I'm so looking forward to going to my CLEAN house.
My house is clean
The floors are broomed and 'cuumed. The kitty litter is clean, Wolfie is gassed up; pad thai has been fetched and eaten (with plenty left over for tomorrow); my sheets are washed, dried and on the bed, corners crisp. A load of clothes is tumbling in the dryer. I could have company now, if I wanted.
I woke at 11 am this morning and now it's only 7:20.
I should answer some email, but I'm going to luxuriate* in a warm bath, listen to some Yo-Yo Ma and have some tea.
note to self: add 'luxuriate' to that list of words never, ever to use again. If for no other reason that it sounds so...so...Bobby Trendy.
Excerpt from an email I received from Kathie:
I noticed [the word vascillate] was spelled incorrectly. The spelling I found was here. Lindy, of course, wanted me to do this as a jasminelive comment but I believe that would be considered poking the bear. : )
Smart girl, that Kathie. Bad Lindy, bad.
In any case, the spelling is corrected. :-) I still like it better with the s.
Okay, babe on the radio is singing "Paint it Black" in French.
For the record (npi), "Michelle" was never released as a 45 in the US, so if you were looking for it, you can stop.
What?
First I'd like to say that my life really isn't complicated, though it may seem that way on the surface. No, really, it isn't. It's just that my apartment is completely trashed and I can barely stand to be in it.

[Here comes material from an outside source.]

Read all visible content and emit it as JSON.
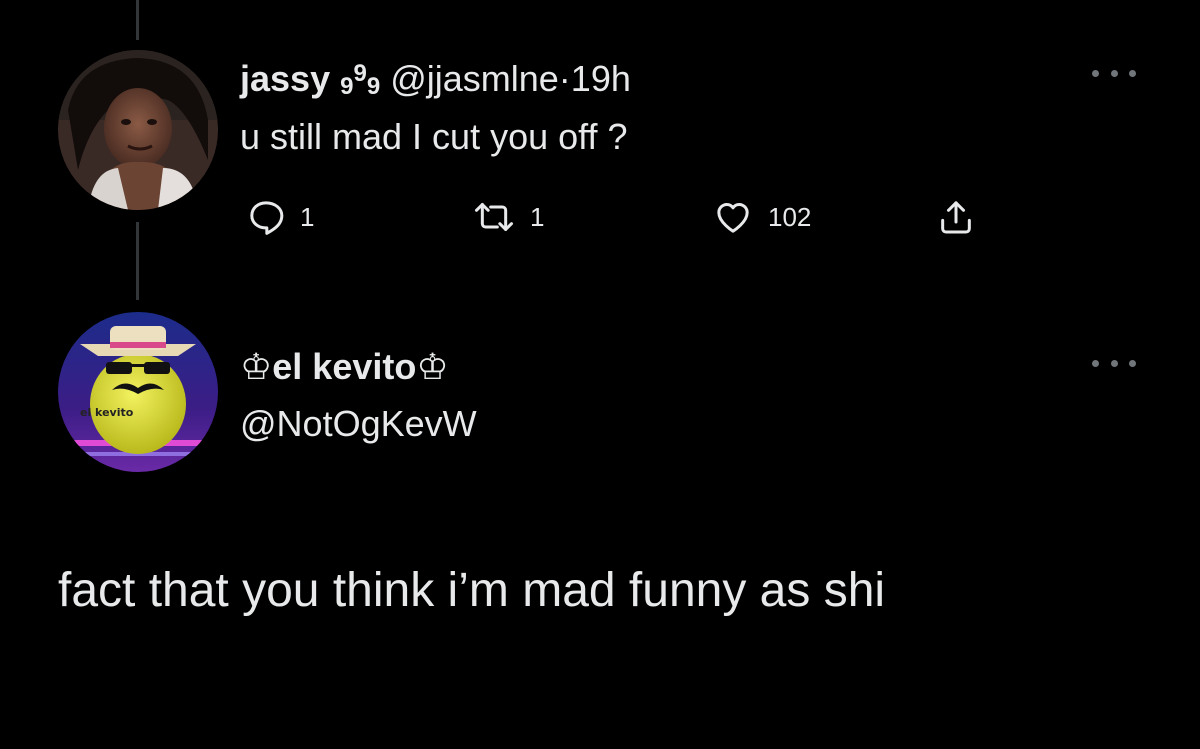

Fred redux. At one point last evening, he played "Wild Horses," walked down to my end of the bar and sang the chorus. And then he said, in his own Fred-like way, "I am a wild horse. But I still couldn't be dragged away from you." I rolled my eyes. "I don't understand it, but it's true. How 'bout that?" I rolled my eyes with a lot less conviction.
"I completely understand," I told him.
"You do?"
"I'm here, see." Then, "So, you called my home number Sunday. What, did you call information?"
"No, but I had to use the magnifying glass to see the little print in the phone book."
"Why go to all that trouble?" (After all, he'd called my cell phone 3 times earlier).
"Why do you think?" My little blue-collar Socrates, Fred is. He stared at me like, "Christy, you dumbass." And then toddled back to his end of the bar.